A circular 1.4 mile walk takes visitors past the lake and down to the wetlands’ bird hide. Then it’s into the woods to see carpets of delicately scented bluebells. In the gardens blue, white and pink hyacinths fill the south terrace, and dark purple Queen of Night, pink Menton and pale Spring Green tulips in the walled garden provide bursts of colour. 

Thousands of tulips and bluebells at Hinton Ampner

In April and May this garden is awash nearly 5,000 tulips of 12 varieties. In the sunken garden visitors can orange-pink Menton and cream and green-striped Spring Green. Peony-type soft pink Angelique and rich pink fluted Mariette fill borders in the yew garden. Orange, apricot and purple colourways are on show in the kitchen garden, and there are nearly 2,000 bulbs in pots too including the spidery scarlet and yellow Tulipa acuminata.

The National Trust believes Hinton Ampner has some of the best native bluebell displays in Hampshire – in the beech woods that form part of the four mile Dutton Estate Walk.
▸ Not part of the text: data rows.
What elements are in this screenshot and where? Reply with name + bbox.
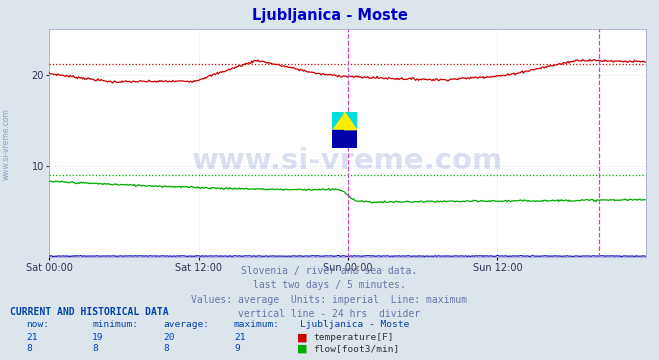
Text: now:: now: (26, 320, 49, 329)
Text: temperature[F]: temperature[F] (313, 333, 393, 342)
Bar (331, 112, 344, 130)
Text: Ljubljanica - Moste: Ljubljanica - Moste (252, 8, 407, 23)
Text: minimum:: minimum: (92, 320, 138, 329)
Polygon shape (331, 112, 344, 130)
Text: Values: average  Units: imperial  Line: maximum: Values: average Units: imperial Line: ma… (191, 295, 468, 305)
Polygon shape (344, 112, 357, 130)
Text: 20: 20 (163, 333, 175, 342)
Text: 8: 8 (163, 344, 169, 354)
Text: ■: ■ (297, 344, 307, 354)
Text: 21: 21 (26, 333, 38, 342)
Text: last two days / 5 minutes.: last two days / 5 minutes. (253, 280, 406, 291)
Text: www.si-vreme.com: www.si-vreme.com (192, 147, 503, 175)
Text: flow[foot3/min]: flow[foot3/min] (313, 344, 399, 354)
Bar (344, 112, 357, 130)
Text: www.si-vreme.com: www.si-vreme.com (2, 108, 11, 180)
Text: Ljubljanica - Moste: Ljubljanica - Moste (300, 320, 409, 329)
Text: ■: ■ (297, 332, 307, 342)
Text: 9: 9 (234, 344, 240, 354)
Text: 19: 19 (92, 333, 103, 342)
Text: 21: 21 (234, 333, 245, 342)
Text: maximum:: maximum: (234, 320, 280, 329)
Text: 8: 8 (92, 344, 98, 354)
Bar (331, 130, 357, 148)
Text: average:: average: (163, 320, 210, 329)
Text: 8: 8 (26, 344, 32, 354)
Text: vertical line - 24 hrs  divider: vertical line - 24 hrs divider (239, 309, 420, 319)
Text: CURRENT AND HISTORICAL DATA: CURRENT AND HISTORICAL DATA (10, 307, 169, 317)
Text: Slovenia / river and sea data.: Slovenia / river and sea data. (241, 266, 418, 276)
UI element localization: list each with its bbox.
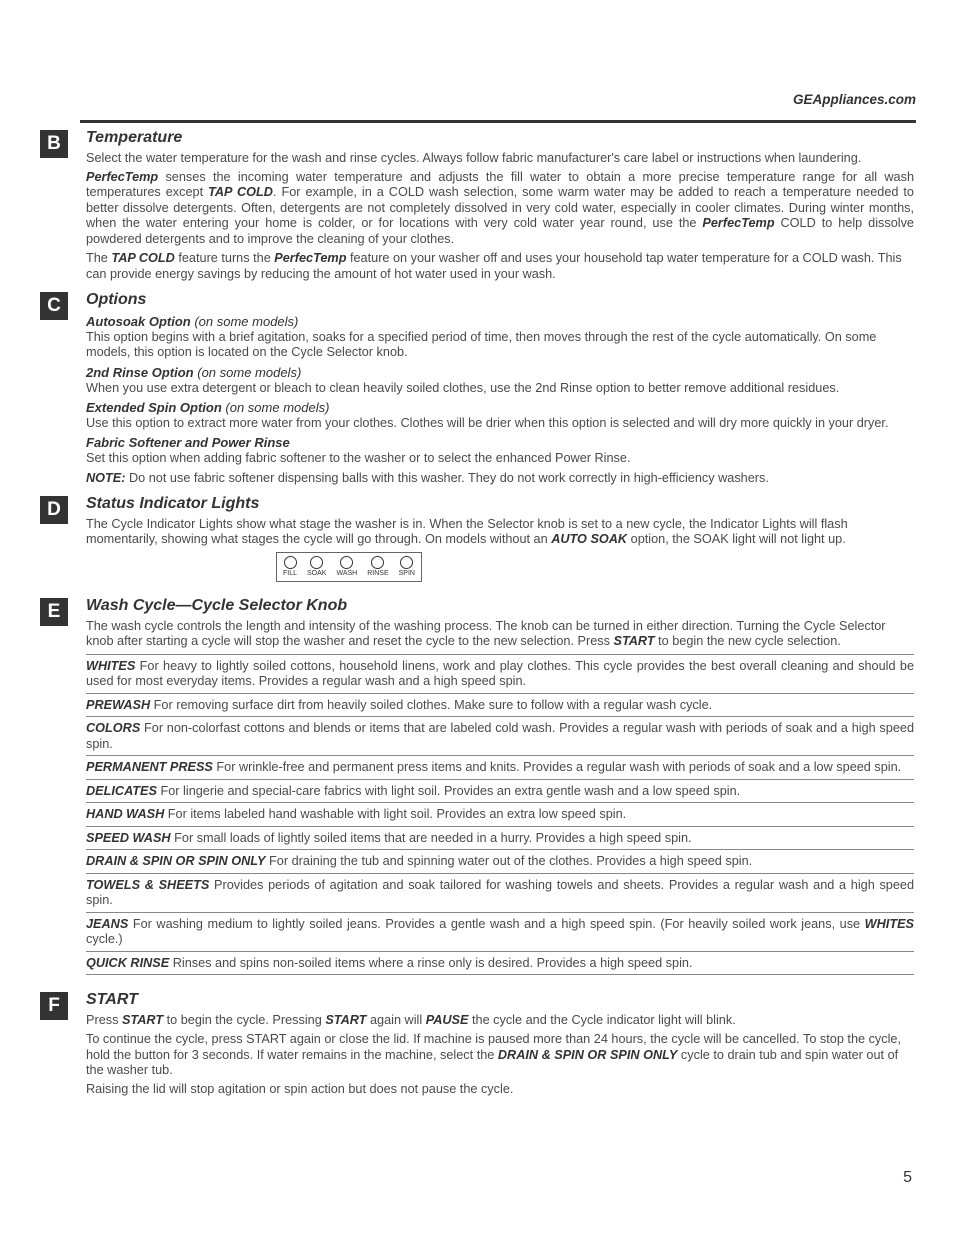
letter-c: C (40, 292, 68, 320)
f-p3: Raising the lid will stop agitation or s… (86, 1082, 914, 1097)
divider (86, 802, 914, 803)
divider (86, 779, 914, 780)
content: B Temperature Select the water temperatu… (40, 128, 914, 1102)
letter-b: B (40, 130, 68, 158)
divider (86, 873, 914, 874)
cycle-quickrinse: QUICK RINSE Rinses and spins non-soiled … (86, 955, 914, 972)
title-c: Options (86, 290, 914, 310)
title-d: Status Indicator Lights (86, 494, 914, 514)
divider (86, 755, 914, 756)
c-s3h: Extended Spin Option (on some models) (86, 400, 914, 416)
c-s4h: Fabric Softener and Power Rinse (86, 435, 914, 451)
top-rule (80, 120, 916, 123)
cycle-row: PERMANENT PRESS For wrinkle-free and per… (86, 759, 914, 776)
cycle-row: DRAIN & SPIN OR SPIN ONLY For draining t… (86, 853, 914, 870)
c-s2p: When you use extra detergent or bleach t… (86, 381, 914, 396)
cycle-row: HAND WASH For items labeled hand washabl… (86, 806, 914, 823)
section-b: B Temperature Select the water temperatu… (40, 128, 914, 286)
section-c: C Options Autosoak Option (on some model… (40, 290, 914, 490)
c-s1h: Autosoak Option (on some models) (86, 314, 914, 330)
status-light: SOAK (307, 556, 326, 579)
section-d: D Status Indicator Lights The Cycle Indi… (40, 494, 914, 582)
f-p1: Press START to begin the cycle. Pressing… (86, 1013, 914, 1028)
title-f: START (86, 990, 914, 1010)
divider (86, 912, 914, 913)
c-s2h: 2nd Rinse Option (on some models) (86, 365, 914, 381)
section-e: E Wash Cycle—Cycle Selector Knob The was… (40, 596, 914, 978)
cycle-row: WHITES For heavy to lightly soiled cotto… (86, 658, 914, 691)
cycle-row: SPEED WASH For small loads of lightly so… (86, 830, 914, 847)
c-s4p: Set this option when adding fabric softe… (86, 451, 914, 466)
c-s1p: This option begins with a brief agitatio… (86, 330, 914, 361)
title-e: Wash Cycle—Cycle Selector Knob (86, 596, 914, 616)
section-f: F START Press START to begin the cycle. … (40, 990, 914, 1102)
d-p1: The Cycle Indicator Lights show what sta… (86, 517, 914, 548)
divider (86, 693, 914, 694)
status-light: WASH (336, 556, 357, 579)
cycle-row: TOWELS & SHEETS Provides periods of agit… (86, 877, 914, 910)
cycle-row: COLORS For non-colorfast cottons and ble… (86, 720, 914, 753)
status-lights-box: FILL SOAK WASH RINSE SPIN (276, 552, 422, 583)
e-intro: The wash cycle controls the length and i… (86, 619, 914, 650)
f-p2: To continue the cycle, press START again… (86, 1032, 914, 1078)
letter-f: F (40, 992, 68, 1020)
c-note: NOTE: Do not use fabric softener dispens… (86, 471, 914, 486)
page-number: 5 (903, 1169, 912, 1187)
header-url: GEAppliances.com (793, 92, 916, 107)
status-light: RINSE (367, 556, 388, 579)
cycle-row: DELICATES For lingerie and special-care … (86, 783, 914, 800)
b-p2: PerfecTemp senses the incoming water tem… (86, 170, 914, 247)
status-light: FILL (283, 556, 297, 579)
cycle-jeans: JEANS For washing medium to lightly soil… (86, 916, 914, 949)
divider (86, 654, 914, 655)
b-p3: The TAP COLD feature turns the PerfecTem… (86, 251, 914, 282)
divider (86, 716, 914, 717)
letter-d: D (40, 496, 68, 524)
divider (86, 849, 914, 850)
c-s3p: Use this option to extract more water fr… (86, 416, 914, 431)
divider (86, 951, 914, 952)
cycle-row: PREWASH For removing surface dirt from h… (86, 697, 914, 714)
divider (86, 974, 914, 975)
status-light: SPIN (399, 556, 415, 579)
b-p1: Select the water temperature for the was… (86, 151, 914, 166)
title-b: Temperature (86, 128, 914, 148)
letter-e: E (40, 598, 68, 626)
divider (86, 826, 914, 827)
Basingstoke Gazette: Easter with the National TrustEaster with the National Trust (Image: National Trust, Paul Harris)

Easter with the National Trust in Hampshire

There are National Trust Easter adventures, for £3, at Mottisfont, Hinton Ampner and The Vyne this spring. Dates vary, but they all take place during the school holidays and over the Easter bank holiday weekend.

From outdoor activities to games and crafts, every Easter celebration is different but each comes with a pair of bunny ears and a map to help families locate ten activity stations. Every trail ends with a chocolate egg, or a vegan ‘Free-From’ chocolate egg.